Feminicide: TRIAL before the Inter-American Court of Human Rights
TRIAL and OMCT submit an amicus curiae brief to the Inter-American Court on Human Rights on the Right to Personal Integrity and the Right to Dignity
In April 2009 TRIAL – through it’s Advocacy Center TRIAL (ACT) – and the World Organization against Torture (OMCT) submitted a joint amicus curiae brief to the Inter-American Court of Human Rights in the case Campo Algodonero: Claudia Ivette González, Esmeralda Herrera Monreal and Laura Berenice Ramos Monárrez v. Mexico.
This case is of great importance as it is the first one concerning the feminicide in Ciudad Juárez (Mexico) to reach an international human rights court. Since 1993, almost 400 women were abducted, raped and murdered in Ciudad Juárez. Victims were usually young women, between 15 to 25 years of age, belonging to socially disadvantaged groups. Mexican authorities have not responded in a timely and effective manner and conducted inadequate and, in some cases, negligent investigations, thus fostering an ongoing climate of impunity.
On 6 and 7 November 2001 the mutilated bodies of Esmeralda Herrera Monreal (14 years old), Laura Berenice Ramos Monárrez (17 years old) and Claudia Ivette González (20 years old), were found abandoned in the city’s outskirts. Municipal, federal and State authorities discriminated the victims and their families, failed to conduct a prompt and thorough investigation, misidentified and mistreated the bodies, failed to gather reliable forensic evidence and resorted to irregularities, including torture to extract confessions. To date, those responsible for the abduction, torture and murder of the young girls have not been identified, judged and sanctioned.
The amicus curiae brief submitted by TRIAL and OMCT focuses on State’s obligations with regards to the right to personal integrity and to the right to dignity, in particular in cases of violence against women and children.

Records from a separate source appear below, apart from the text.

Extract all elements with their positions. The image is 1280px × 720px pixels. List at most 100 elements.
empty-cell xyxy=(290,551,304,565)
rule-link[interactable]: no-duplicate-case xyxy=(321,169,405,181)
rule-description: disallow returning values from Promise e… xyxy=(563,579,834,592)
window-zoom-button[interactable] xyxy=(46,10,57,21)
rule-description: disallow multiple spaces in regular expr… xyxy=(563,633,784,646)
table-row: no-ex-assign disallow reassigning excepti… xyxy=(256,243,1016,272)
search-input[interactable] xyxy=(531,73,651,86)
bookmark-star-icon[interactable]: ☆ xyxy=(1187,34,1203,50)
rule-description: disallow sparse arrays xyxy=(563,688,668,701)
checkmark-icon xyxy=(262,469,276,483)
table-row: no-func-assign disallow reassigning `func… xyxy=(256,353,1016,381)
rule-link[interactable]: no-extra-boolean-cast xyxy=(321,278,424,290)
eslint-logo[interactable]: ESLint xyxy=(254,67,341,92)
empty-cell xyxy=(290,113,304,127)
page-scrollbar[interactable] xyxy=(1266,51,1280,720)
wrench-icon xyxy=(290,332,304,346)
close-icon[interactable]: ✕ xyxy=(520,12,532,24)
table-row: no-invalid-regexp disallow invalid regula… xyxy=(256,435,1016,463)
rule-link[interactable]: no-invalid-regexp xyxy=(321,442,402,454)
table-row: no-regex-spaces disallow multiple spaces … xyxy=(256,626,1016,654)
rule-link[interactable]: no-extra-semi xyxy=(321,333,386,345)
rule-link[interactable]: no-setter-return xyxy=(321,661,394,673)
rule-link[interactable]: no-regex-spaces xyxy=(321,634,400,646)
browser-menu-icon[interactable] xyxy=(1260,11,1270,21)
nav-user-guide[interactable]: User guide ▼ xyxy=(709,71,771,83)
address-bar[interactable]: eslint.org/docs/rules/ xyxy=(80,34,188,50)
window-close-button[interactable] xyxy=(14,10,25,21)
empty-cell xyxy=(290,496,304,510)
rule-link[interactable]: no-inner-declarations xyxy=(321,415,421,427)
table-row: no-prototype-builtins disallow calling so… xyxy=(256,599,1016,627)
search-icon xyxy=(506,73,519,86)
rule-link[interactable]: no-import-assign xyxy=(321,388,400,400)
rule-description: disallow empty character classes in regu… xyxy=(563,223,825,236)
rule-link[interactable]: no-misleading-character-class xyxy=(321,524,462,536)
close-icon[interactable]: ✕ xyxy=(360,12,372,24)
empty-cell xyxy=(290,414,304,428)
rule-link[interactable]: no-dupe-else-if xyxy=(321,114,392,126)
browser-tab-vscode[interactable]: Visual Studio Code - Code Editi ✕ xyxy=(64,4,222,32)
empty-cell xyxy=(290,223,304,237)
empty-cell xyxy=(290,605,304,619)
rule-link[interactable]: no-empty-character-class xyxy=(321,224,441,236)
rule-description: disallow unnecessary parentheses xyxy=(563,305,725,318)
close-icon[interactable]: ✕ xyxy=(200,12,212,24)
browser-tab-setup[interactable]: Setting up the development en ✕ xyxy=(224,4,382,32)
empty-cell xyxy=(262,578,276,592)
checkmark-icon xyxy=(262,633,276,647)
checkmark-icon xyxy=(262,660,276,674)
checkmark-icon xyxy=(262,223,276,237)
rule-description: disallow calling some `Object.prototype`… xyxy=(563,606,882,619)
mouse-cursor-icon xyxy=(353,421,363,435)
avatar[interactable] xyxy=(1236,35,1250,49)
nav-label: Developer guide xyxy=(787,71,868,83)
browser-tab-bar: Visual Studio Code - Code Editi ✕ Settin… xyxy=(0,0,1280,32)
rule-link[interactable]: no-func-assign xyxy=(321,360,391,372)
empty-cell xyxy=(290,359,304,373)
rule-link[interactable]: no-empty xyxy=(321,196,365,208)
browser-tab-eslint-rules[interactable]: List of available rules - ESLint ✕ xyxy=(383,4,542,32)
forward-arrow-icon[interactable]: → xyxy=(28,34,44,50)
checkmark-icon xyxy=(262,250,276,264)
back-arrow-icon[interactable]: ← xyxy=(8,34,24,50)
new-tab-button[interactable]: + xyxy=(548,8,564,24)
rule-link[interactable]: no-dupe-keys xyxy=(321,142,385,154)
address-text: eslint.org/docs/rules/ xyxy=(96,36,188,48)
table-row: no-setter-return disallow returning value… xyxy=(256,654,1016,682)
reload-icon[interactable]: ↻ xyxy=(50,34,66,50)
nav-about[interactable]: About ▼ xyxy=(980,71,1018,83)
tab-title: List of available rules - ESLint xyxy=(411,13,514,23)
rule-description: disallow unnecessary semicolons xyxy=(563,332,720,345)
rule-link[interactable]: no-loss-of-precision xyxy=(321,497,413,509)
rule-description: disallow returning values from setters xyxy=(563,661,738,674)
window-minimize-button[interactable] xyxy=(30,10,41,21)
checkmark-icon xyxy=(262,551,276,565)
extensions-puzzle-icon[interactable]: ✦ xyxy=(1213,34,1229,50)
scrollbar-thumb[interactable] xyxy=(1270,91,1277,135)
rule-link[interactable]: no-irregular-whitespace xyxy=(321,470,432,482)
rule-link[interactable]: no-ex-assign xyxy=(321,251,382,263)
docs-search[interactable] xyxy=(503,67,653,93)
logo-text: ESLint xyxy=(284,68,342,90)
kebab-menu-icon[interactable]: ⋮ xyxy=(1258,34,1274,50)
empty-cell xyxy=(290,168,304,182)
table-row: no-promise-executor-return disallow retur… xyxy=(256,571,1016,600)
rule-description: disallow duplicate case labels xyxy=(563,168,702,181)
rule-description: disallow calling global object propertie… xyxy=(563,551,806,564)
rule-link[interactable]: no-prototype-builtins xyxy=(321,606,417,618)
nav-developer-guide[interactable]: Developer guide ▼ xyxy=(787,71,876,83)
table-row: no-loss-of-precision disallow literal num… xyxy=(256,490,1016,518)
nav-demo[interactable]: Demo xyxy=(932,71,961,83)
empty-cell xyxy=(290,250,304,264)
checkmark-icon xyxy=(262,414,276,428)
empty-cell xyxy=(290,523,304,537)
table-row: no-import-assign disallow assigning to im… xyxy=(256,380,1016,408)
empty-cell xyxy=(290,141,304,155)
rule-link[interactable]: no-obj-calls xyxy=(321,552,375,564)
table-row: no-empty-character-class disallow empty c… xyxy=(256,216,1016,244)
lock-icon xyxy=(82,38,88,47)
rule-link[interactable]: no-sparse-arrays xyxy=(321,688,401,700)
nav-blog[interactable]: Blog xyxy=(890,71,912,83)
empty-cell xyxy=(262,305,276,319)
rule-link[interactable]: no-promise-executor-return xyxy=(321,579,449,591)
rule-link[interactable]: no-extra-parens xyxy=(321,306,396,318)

The Inter-American Court held two public hearings on the case on 28 and 29 April 2009 and it will rule in the following months on whether Mexico is responsible for failing to ensure a number of rights enshrined in the American Convention on Human Rights, in the Inter-American Convention on the Prevention, Punishment and Eradication of Violence against Women, and in the Inter-American Convention to Prevent and Punish Torture.